The Law Commission has been tasked with reviewing the law of financial remedy on divorce, with a scoping report to be published in September 2024. Specific areas to be looked at include how ongoing payments for an ex-spouse should be dealt with, how the law should treat "conduct" by separating spouses, pension sharing orders and whether there needs to be a clear set of principles enshrined in law, setting out how cases are to be dealt with, rather than the current, more discretionary, process. The Law Commission will also revisit its 2014 report on marital property agreements.
Barbara Reeves says: The current law relating to financial remedy on divorce dates back to 1973. Yet its discretionary approach has permitted it to evolve over time so that older notions of the financially weaker party (usually the wife) having only their "reasonable requirements" met have shifted to adopt the more modern concepts of the sharing of matrimonial property, and an increasing recognition of pre-nuptial agreements without the underlying legislation even changing.
However, that same flexibility has also led to uncertainty – the court order that a party might have received even 10 years ago is very different to one they might receive now (and indeed, unrecognisable compared to that received 25 years ago). Therefore, whilst this discretion allows tailor-made solutions, it also reduces predictability, potentially leading to more couples engaging in litigation. It can therefore be a difficult balance to strike. Certainly, given the increasing reliance by couples (particularly HNW and UHNW couples) on pre-nuptial agreements, a review of the enforceability of those agreements is highly desirable.

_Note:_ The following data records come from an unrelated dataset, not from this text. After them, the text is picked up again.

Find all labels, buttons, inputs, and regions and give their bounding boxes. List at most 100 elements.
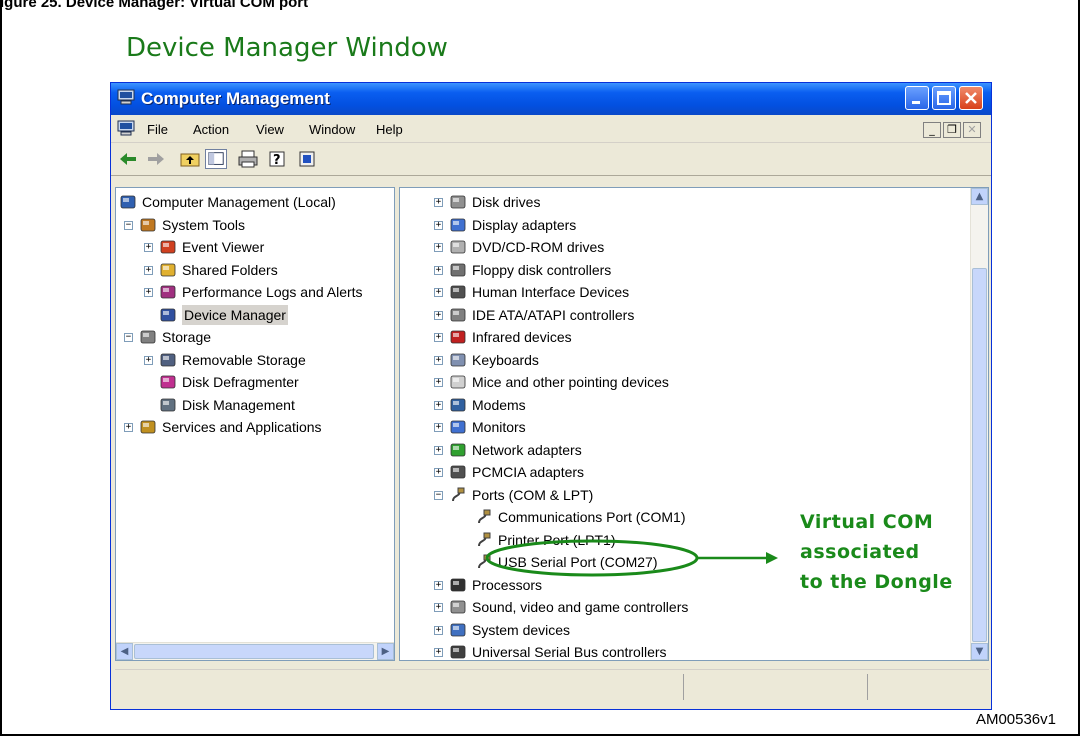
computer-icon bbox=[120, 194, 136, 210]
tree-item[interactable]: + Shared Folders bbox=[116, 260, 394, 280]
expand-icon[interactable]: + bbox=[434, 580, 443, 590]
tree-item[interactable]: + Performance Logs and Alerts bbox=[116, 282, 394, 302]
tree-item-label: DVD/CD-ROM drives bbox=[472, 239, 605, 255]
expand-icon[interactable]: + bbox=[434, 310, 443, 320]
system-device-icon bbox=[450, 622, 466, 638]
horizontal-scroll-thumb[interactable] bbox=[134, 644, 374, 659]
properties-icon[interactable] bbox=[297, 149, 319, 169]
tree-item[interactable]: + Network adapters bbox=[400, 440, 988, 460]
collapse-icon[interactable]: − bbox=[434, 490, 443, 500]
help-icon[interactable]: ? bbox=[267, 149, 289, 169]
tree-item[interactable]: + Keyboards bbox=[400, 350, 988, 370]
document-computer-icon[interactable] bbox=[117, 120, 135, 136]
expand-icon[interactable]: + bbox=[434, 220, 443, 230]
menu-view[interactable]: View bbox=[256, 122, 284, 137]
mdi-close-button[interactable]: ✕ bbox=[963, 122, 981, 138]
tree-item[interactable]: + PCMCIA adapters bbox=[400, 462, 988, 482]
expand-icon[interactable]: + bbox=[144, 355, 153, 365]
menu-window[interactable]: Window bbox=[309, 122, 355, 137]
expand-icon[interactable]: + bbox=[434, 265, 443, 275]
tree-item[interactable]: + Event Viewer bbox=[116, 237, 394, 257]
menu-help[interactable]: Help bbox=[376, 122, 403, 137]
tree-item[interactable]: + Infrared devices bbox=[400, 327, 988, 347]
back-arrow-icon[interactable] bbox=[117, 149, 139, 169]
tree-item[interactable]: + Monitors bbox=[400, 417, 988, 437]
up-folder-icon[interactable] bbox=[179, 149, 201, 169]
expand-icon[interactable]: + bbox=[434, 333, 443, 342]
scroll-left-button[interactable]: ◀ bbox=[116, 643, 133, 660]
tree-item[interactable]: Computer Management (Local) bbox=[116, 192, 394, 212]
show-hide-tree-icon[interactable] bbox=[205, 149, 227, 169]
mouse-icon bbox=[450, 374, 466, 390]
close-button[interactable] bbox=[959, 86, 983, 110]
tree-item[interactable]: + Modems bbox=[400, 395, 988, 415]
menu-action[interactable]: Action bbox=[193, 122, 229, 137]
expand-icon[interactable]: + bbox=[434, 468, 443, 477]
expand-icon[interactable]: + bbox=[144, 243, 153, 252]
tree-item[interactable]: + DVD/CD-ROM drives bbox=[400, 237, 988, 257]
tree-item-label: Network adapters bbox=[472, 441, 582, 458]
tree-item[interactable]: − Storage bbox=[116, 327, 394, 347]
tree-item[interactable]: + Human Interface Devices bbox=[400, 282, 988, 302]
print-icon[interactable] bbox=[237, 149, 259, 169]
window-title: Computer Management bbox=[141, 89, 330, 108]
tree-item-label: Infrared devices bbox=[472, 329, 572, 345]
collapse-icon[interactable]: − bbox=[124, 333, 133, 342]
pcmcia-icon bbox=[450, 464, 466, 480]
expand-icon[interactable]: + bbox=[434, 243, 443, 252]
tree-item[interactable]: + IDE ATA/ATAPI controllers bbox=[400, 305, 988, 325]
minimize-icon bbox=[912, 101, 920, 104]
expand-icon[interactable]: + bbox=[434, 378, 443, 387]
expand-icon[interactable]: + bbox=[434, 198, 443, 207]
tree-item[interactable]: Disk Management bbox=[116, 395, 394, 415]
collapse-icon[interactable]: − bbox=[124, 220, 133, 230]
tree-item-label: Display adapters bbox=[472, 216, 577, 233]
expand-icon[interactable]: + bbox=[434, 603, 443, 612]
forward-arrow-icon[interactable] bbox=[145, 149, 167, 169]
tree-item[interactable]: + System devices bbox=[400, 620, 988, 640]
tree-item[interactable]: + Sound, video and game controllers bbox=[400, 597, 988, 617]
processor-icon bbox=[450, 577, 466, 593]
minimize-button[interactable] bbox=[905, 86, 929, 110]
mdi-restore-icon: ❐ bbox=[947, 123, 957, 136]
expand-icon[interactable]: + bbox=[144, 288, 153, 297]
annotation-line: Virtual COM bbox=[800, 511, 934, 533]
console-tree-pane[interactable]: ◀ ▶ Computer Management (Local) − System T… bbox=[115, 187, 395, 661]
event-viewer-icon bbox=[160, 239, 176, 255]
disk-management-icon bbox=[160, 397, 176, 413]
tree-item[interactable]: + Disk drives bbox=[400, 192, 988, 212]
performance-icon bbox=[160, 284, 176, 300]
tree-item[interactable]: + Mice and other pointing devices bbox=[400, 372, 988, 392]
tree-item[interactable]: + Removable Storage bbox=[116, 350, 394, 370]
expand-icon[interactable]: + bbox=[434, 648, 443, 657]
tree-item[interactable]: + Floppy disk controllers bbox=[400, 260, 988, 280]
tree-item-label: Disk Management bbox=[182, 396, 295, 413]
mdi-minimize-button[interactable]: _ bbox=[923, 122, 941, 138]
tree-item[interactable]: + Display adapters bbox=[400, 215, 988, 235]
scroll-right-button[interactable]: ▶ bbox=[377, 643, 394, 660]
expand-icon[interactable]: + bbox=[434, 445, 443, 455]
defragmenter-icon bbox=[160, 374, 176, 390]
expand-icon[interactable]: + bbox=[434, 288, 443, 297]
tree-item[interactable]: Disk Defragmenter bbox=[116, 372, 394, 392]
tree-item-label: Disk drives bbox=[472, 194, 541, 210]
tree-item[interactable]: Device Manager bbox=[116, 304, 394, 325]
expand-icon[interactable]: + bbox=[434, 625, 443, 635]
tree-item[interactable]: − System Tools bbox=[116, 215, 394, 235]
tree-item-label: USB Serial Port (COM27) bbox=[498, 554, 658, 570]
expand-icon[interactable]: + bbox=[434, 355, 443, 365]
network-adapter-icon bbox=[450, 442, 466, 458]
expand-icon[interactable]: + bbox=[124, 423, 133, 432]
mdi-restore-button[interactable]: ❐ bbox=[943, 122, 961, 138]
expand-icon[interactable]: + bbox=[144, 265, 153, 275]
tree-item-label: Processors bbox=[472, 576, 543, 593]
tree-item[interactable]: + Universal Serial Bus controllers bbox=[400, 642, 988, 660]
tree-item[interactable]: + Services and Applications bbox=[116, 417, 394, 437]
title-bar[interactable]: Computer Management bbox=[111, 83, 991, 115]
horizontal-scrollbar[interactable]: ◀ ▶ bbox=[116, 642, 394, 660]
expand-icon[interactable]: + bbox=[434, 400, 443, 410]
tree-item[interactable]: − Ports (COM & LPT) bbox=[400, 485, 988, 505]
maximize-button[interactable] bbox=[932, 86, 956, 110]
menu-file[interactable]: File bbox=[147, 122, 168, 137]
expand-icon[interactable]: + bbox=[434, 423, 443, 432]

Further, recent figures released by the Ministry of Justice have shown that, between January to March 2023, there were 28,865 divorce applications, but only 11,432 financial remedy applications. This suggests that many divorcing couples are not sufficiently aware of their rights and of the financial orders that may be made on divorce (including orders dismissing all financial claims including future claims). This will be particularly important for those who may experience financial hardship, or indeed, an unexpected application years after the divorce was finalised as occurred in the case of Wyatt v Vince  UKSC 14, in which the writer represented the wife in securing a financial award some 27 years after the divorce.
It is therefore hoped that this financial review will reform the 1973 legislation in recognition of the society we now live in. It will also need to address the unpredictable nature of the legislation without sacrificing the need for fairness for all.